Most Americans have never heard of him, but Witt estimates that over the past 40 years he has sold roughly 27 million copies of his albums worldwide. He has sold out arenas in Mexico City, Buenos Aires, Santiago, São Paulo, San Salvador, Miami and Los Angeles. He has won six Latin Grammy Awards, including one last year for his 34th solo album, “Viviré” (“I Will Live”). In the early 2000’s He built one of the largest Spanish-speaking churches in U.S. as part of Lakewood Church in Houston (also famous because of  Joel Osteen).

He told the interviewer, “My music carries the breath of God. Through our songs, God is hugging on people.”

The hug of God

You could use the hug of God right now.

Doesn’t everyone need the hug of God? I will not enumerate every way the world seems to be an overwhelming mess right now. I will just offer one frightening piece of news from Senator Murphy of Connecticut, who has a bipartisan bill to address how algorithms are making kids desperately unhappy [link]. The kids really need a hug from the risen Lord and their present parents.

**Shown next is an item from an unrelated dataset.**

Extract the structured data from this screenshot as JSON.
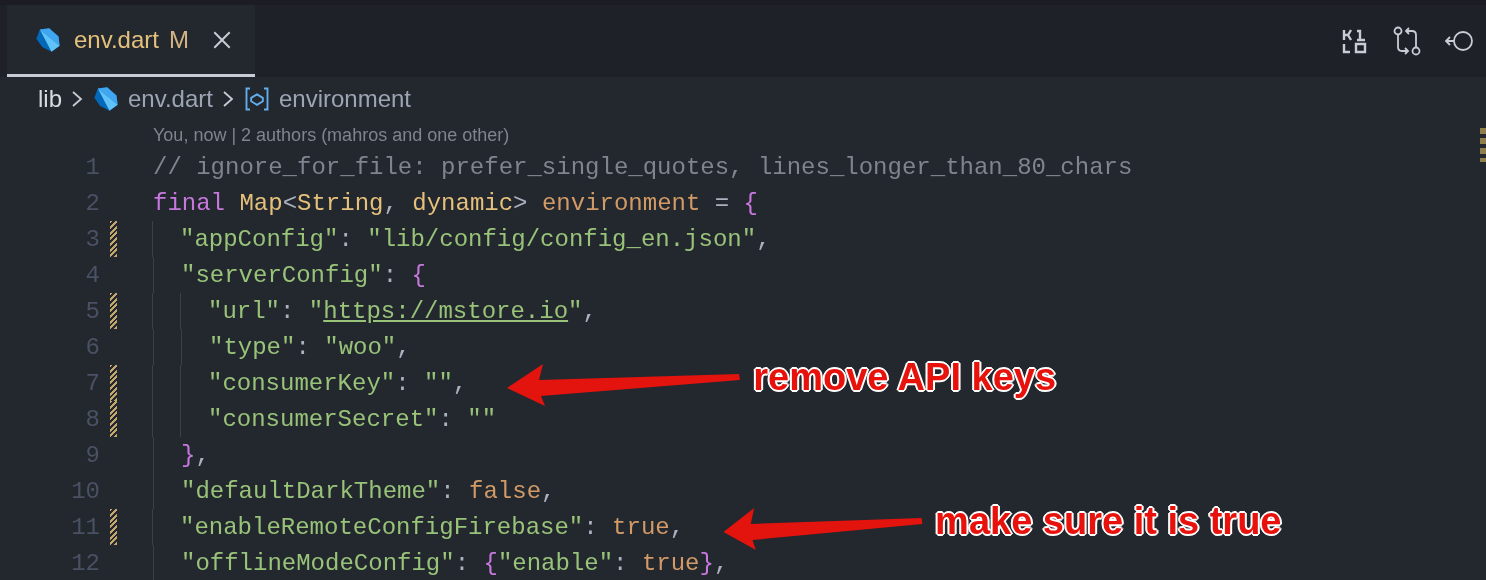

In just our little group the other night, worries and challenges piled up quickly. Our capacity to listen to God and one another seemed a bit weak for everything we faced. But by the end of our all-too-brief time, our confidence and trust were deepened, just like moving through Tu Fidelidad. Our hearts were enlivened and I think we felt more able to go out and do some hugging ourselves.

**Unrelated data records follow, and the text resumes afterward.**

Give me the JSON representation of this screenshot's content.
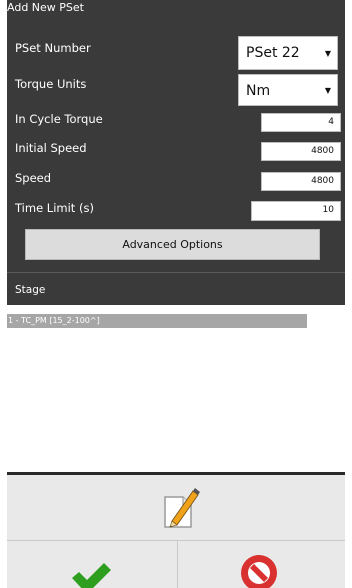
{
  "dialog": {
    "title": "Add New PSet"
  },
  "fields": {
    "pset_number": {
      "label": "PSet Number",
      "value": "PSet 22"
    },
    "torque_units": {
      "label": "Torque Units",
      "value": "Nm"
    },
    "in_cycle_torque": {
      "label": "In Cycle Torque",
      "value": "4"
    },
    "initial_speed": {
      "label": "Initial Speed",
      "value": "4800"
    },
    "speed": {
      "label": "Speed",
      "value": "4800"
    },
    "time_limit": {
      "label": "Time Limit (s)",
      "value": "10"
    }
  },
  "advanced_options": {
    "label": "Advanced Options"
  },
  "stage": {
    "header": "Stage",
    "items": [
      "1 - TC_PM [15_2-100^]"
    ]
  },
  "icons": {
    "edit": "pencil-edit-icon",
    "confirm": "green-checkmark-icon",
    "cancel": "red-no-entry-icon"
  },
  "colors": {
    "panel_bg": "#3a3a3a",
    "selected_row": "#a6a6a6",
    "confirm_green": "#2e9e1f",
    "cancel_red": "#d93030"
  }
}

If you can’t find a church that makes sense to you, try to find a couple of people to hang on to, even to hug, in this wild time we are in. If you can’t quite get into relationship with Jesus followers, at least begin to renew you relationship with God. Senator Murphy notwithstanding, there are many apps that will help you stream “praise and worship” songs, like this one from Google Play. You might try that on for a new discipline. Recorded and remastered  music is a step removed, of course, from the real connections we crave. But I think the Holy Spirit can use your attention to bring you into the spiritual hug you need the most. We’ve all got to keep trying.

It is a trying time. We are challenged. But we can meet the challenge. We don’t know the future, but we do know that God will be faithful to us until the end of time and beyond. Let’s sink into that before all we can think and feel about is how we might be sinking otherwise.